About 90 percent of people worldwide drink or consume caffeine, according to the U.S. Food and Drug Administration. It is found in coffee, tea, soda, chocolate, energy drinks and various other foods. Caffeine consumption affects the central nervous system, including the spinal cord, nerves and the brain. It does offer some health benefits when consumed in moderation but can be harmful in excess. Talk to your doctor about how much caffeine is right for you.
Sleep
When you are sleeping, a chemical in the brain called adenosine is inhibited from being released by brain receptors. When you're awake, however, this is the chemical that is active in your brain. Adenosine is part of group of chemicals called xanthine, according to the University of Minnesota Psychology Dept., which is the same chemical group of caffeine. Caffeine can interrupt the natural process that adenosine goes through on a daily basis, which can affect your sleep patterns.
Brain Function
Consuming caffeine can help to increase alertness, energy level and concentration. These are the primary benefits of caffeine when consumed responsibly. According to the FDA, caffeine typically begins affecting brain function very quickly and reaches peak level in the bloodstream within about an hour. It can stay in your system for up to six hours. Consuming a caffeinated beverage may be beneficial for healthy people who need a boost of energy for a workout or for those finding it hard to concentrate during a test or at work.
Moderation
Not surprisingly, moderation is the key to benefiting for caffeine. According to the FDA, most doctors suggest adults consume between 100 mg and 200 mg of caffeine per day. This is equivalent to one or two cups of coffee. Consuming caffeine late in the day can adversely affect the adenosine cycle as you try to sleep. While you may fall asleep, you may not reach a level of deep sleep. This can lead to headaches, mood swings and drowsiness the following day. It's an unhealthy cycle to fall into, because it can wreak havoc on your brain's natural functions.

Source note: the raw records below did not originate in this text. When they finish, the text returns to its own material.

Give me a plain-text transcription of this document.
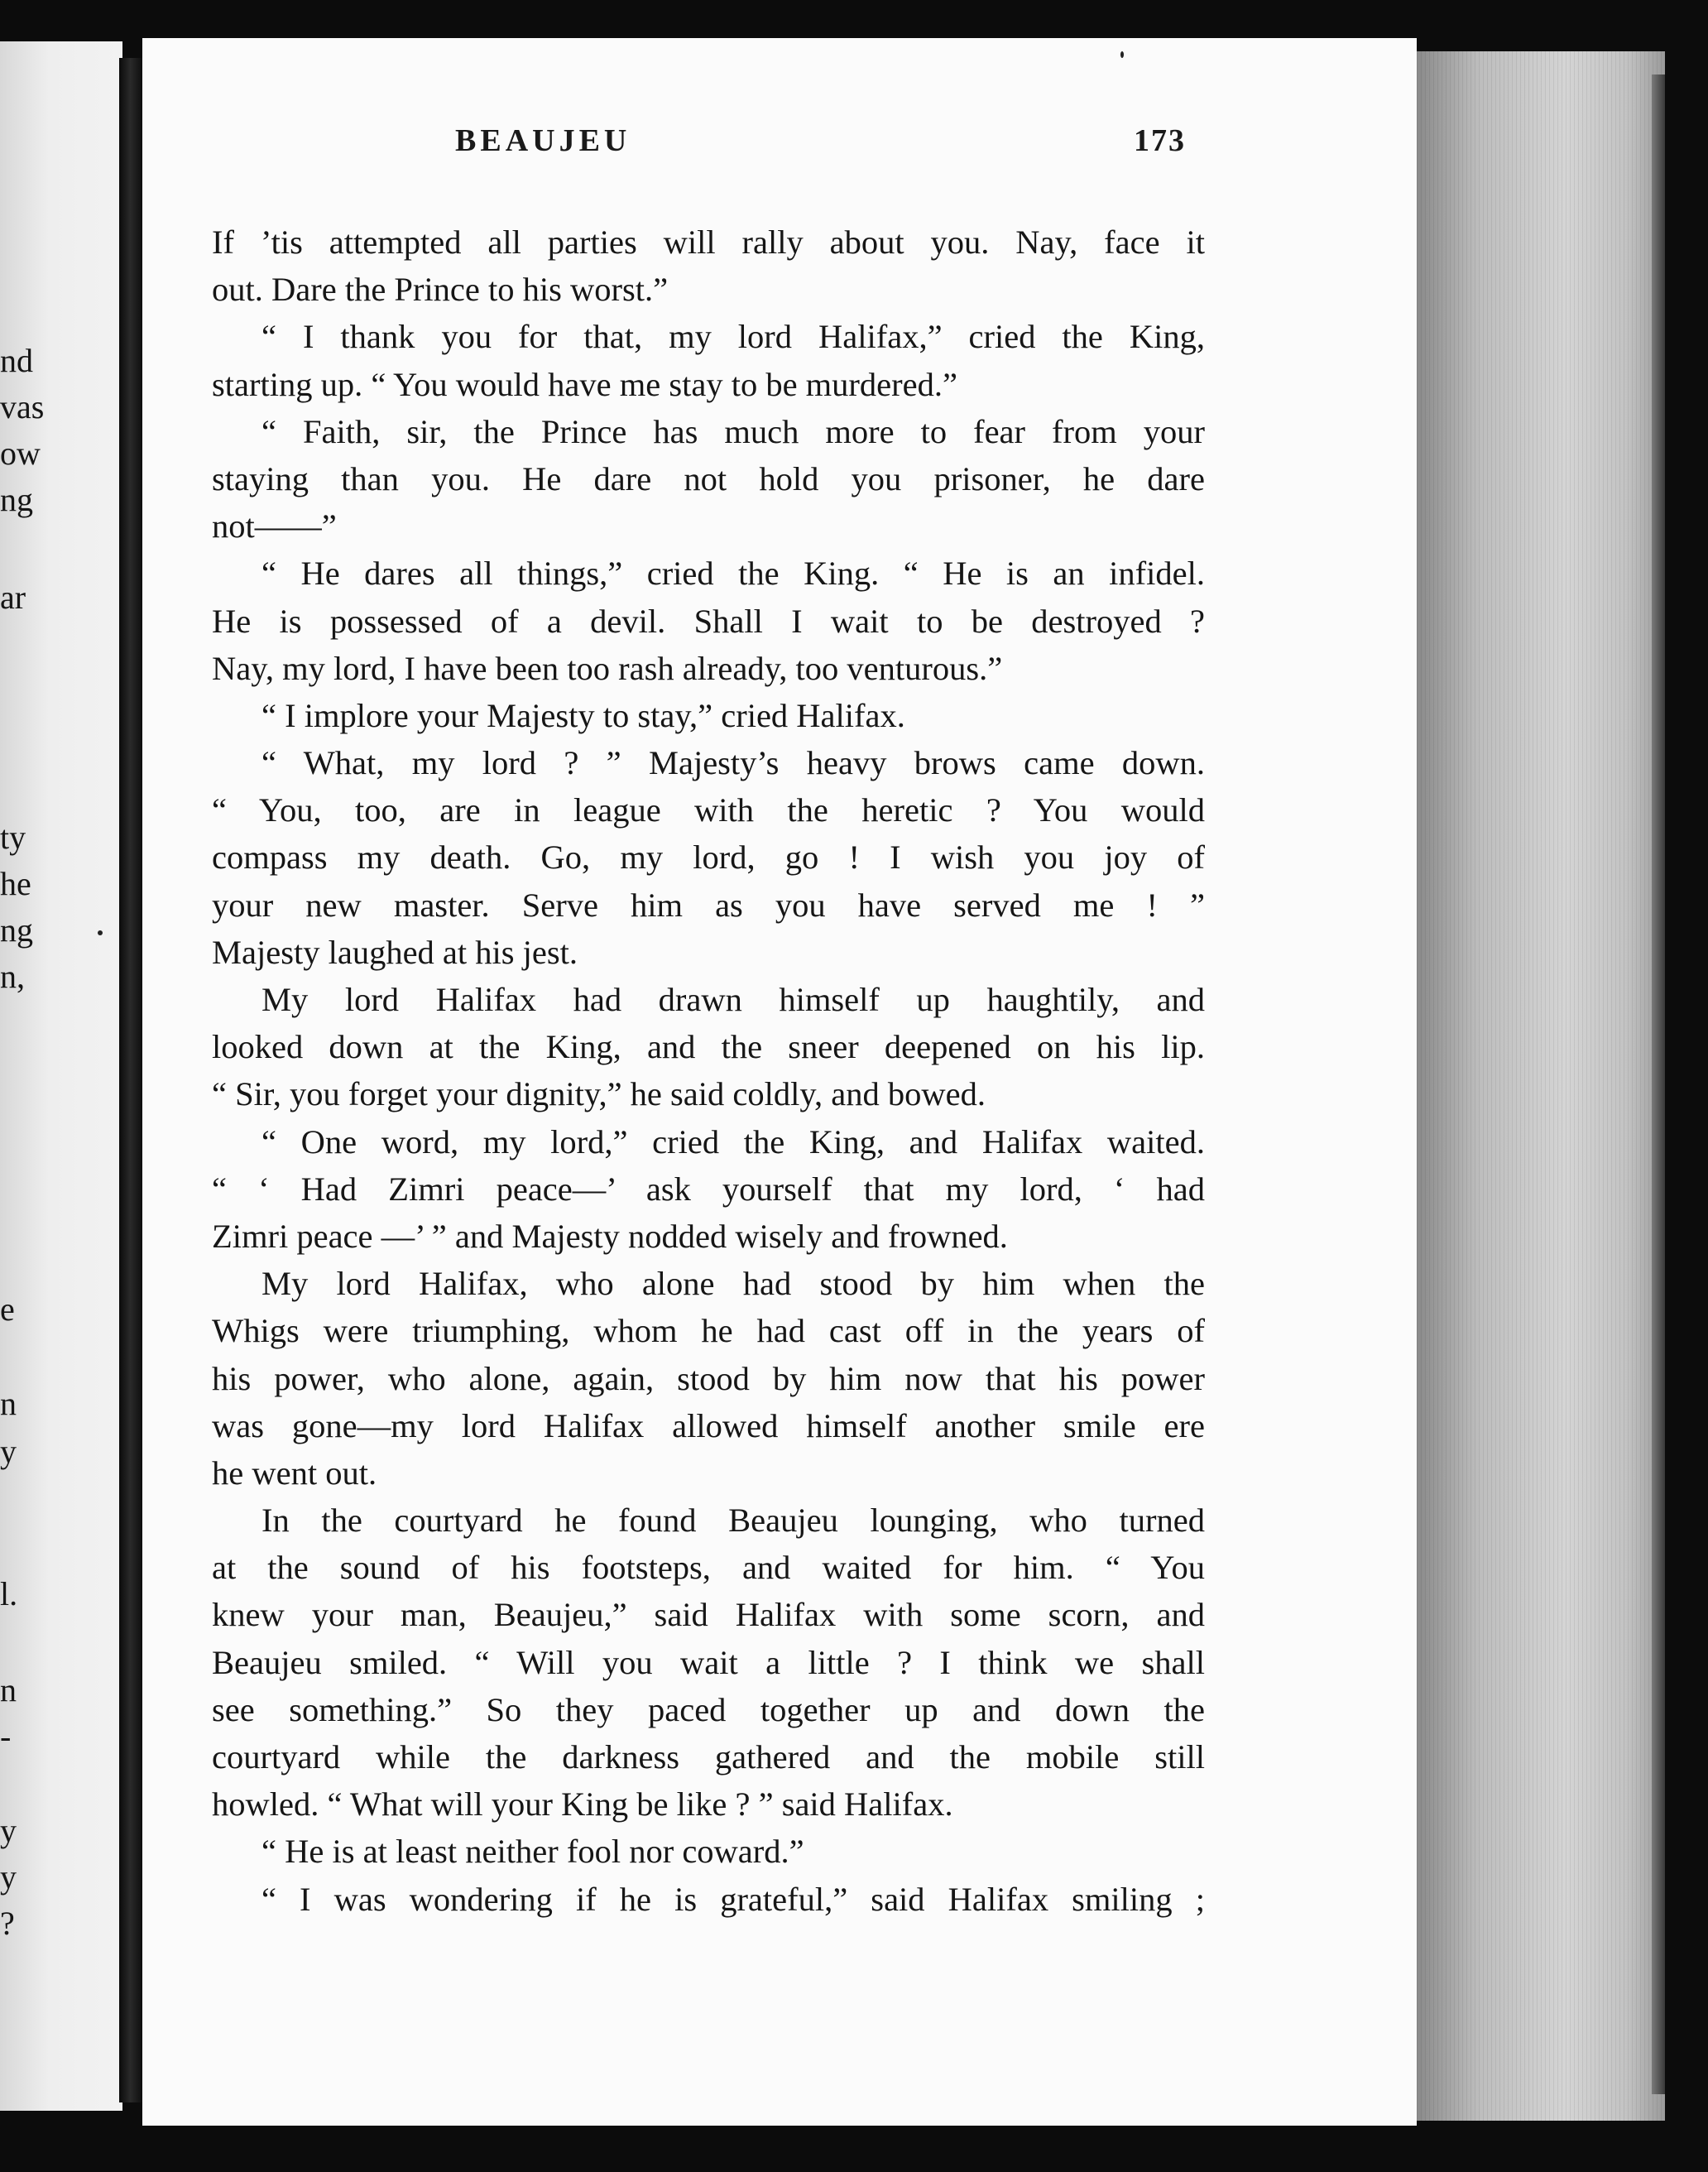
nd
vas
ow
ng
ar
ty
he
ng
n,
e
n
y
l.
n
-
y
y
?
BEAUJEU	173
If ’tis attempted all parties will rally about you. Nay, face it
out. Dare the Prince to his worst.”
“ I thank you for that, my lord Halifax,” cried the King,
starting up. “ You would have me stay to be murdered.”
“ Faith, sir, the Prince has much more to fear from your
staying than you. He dare not hold you prisoner, he dare
not——”
“ He dares all things,” cried the King. “ He is an infidel.
He is possessed of a devil. Shall I wait to be destroyed ?
Nay, my lord, I have been too rash already, too venturous.”
“ I implore your Majesty to stay,” cried Halifax.
“ What, my lord ? ” Majesty’s heavy brows came down.
“ You, too, are in league with the heretic ? You would
compass my death. Go, my lord, go ! I wish you joy of
your new master. Serve him as you have served me ! ”
Majesty laughed at his jest.
My lord Halifax had drawn himself up haughtily, and
looked down at the King, and the sneer deepened on his lip.
“ Sir, you forget your dignity,” he said coldly, and bowed.
“ One word, my lord,” cried the King, and Halifax waited.
“ ‘ Had Zimri peace—’ ask yourself that my lord, ‘ had
Zimri peace —’ ” and Majesty nodded wisely and frowned.
My lord Halifax, who alone had stood by him when the
Whigs were triumphing, whom he had cast off in the years of
his power, who alone, again, stood by him now that his power
was gone—my lord Halifax allowed himself another smile ere
he went out.
In the courtyard he found Beaujeu lounging, who turned
at the sound of his footsteps, and waited for him. “ You
knew your man, Beaujeu,” said Halifax with some scorn, and
Beaujeu smiled. “ Will you wait a little ? I think we shall
see something.” So they paced together up and down the
courtyard while the darkness gathered and the mobile still
howled. “ What will your King be like ? ” said Halifax.
“ He is at least neither fool nor coward.”
“ I was wondering if he is grateful,” said Halifax smiling ;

The solution is to not consume any caffeine within six hours of bedtime.
Brain Chemicals
Aside from resembling and manipulating the adenosine cycle, caffeine also affects other chemicals in the brain. According to the University of Minnesota, caffeine can cause the pituitary gland to release an increased amount of adrenaline, which explains the boost of energy associated with consuming caffeine. It can also increase dopamine levels in the brain, which produces a euphoric effect. This can be dangerous because it has additive properties similar to amphetamines. Monitor your intake of caffeine to be sure you're not gradually increasing your intake, as this may be a sign your tolerance for the stimulant is increasing. This may cause you to consume more caffeine each day, which can then lead to heart problems, headaches, anxiety, dehydration and lack of sleep.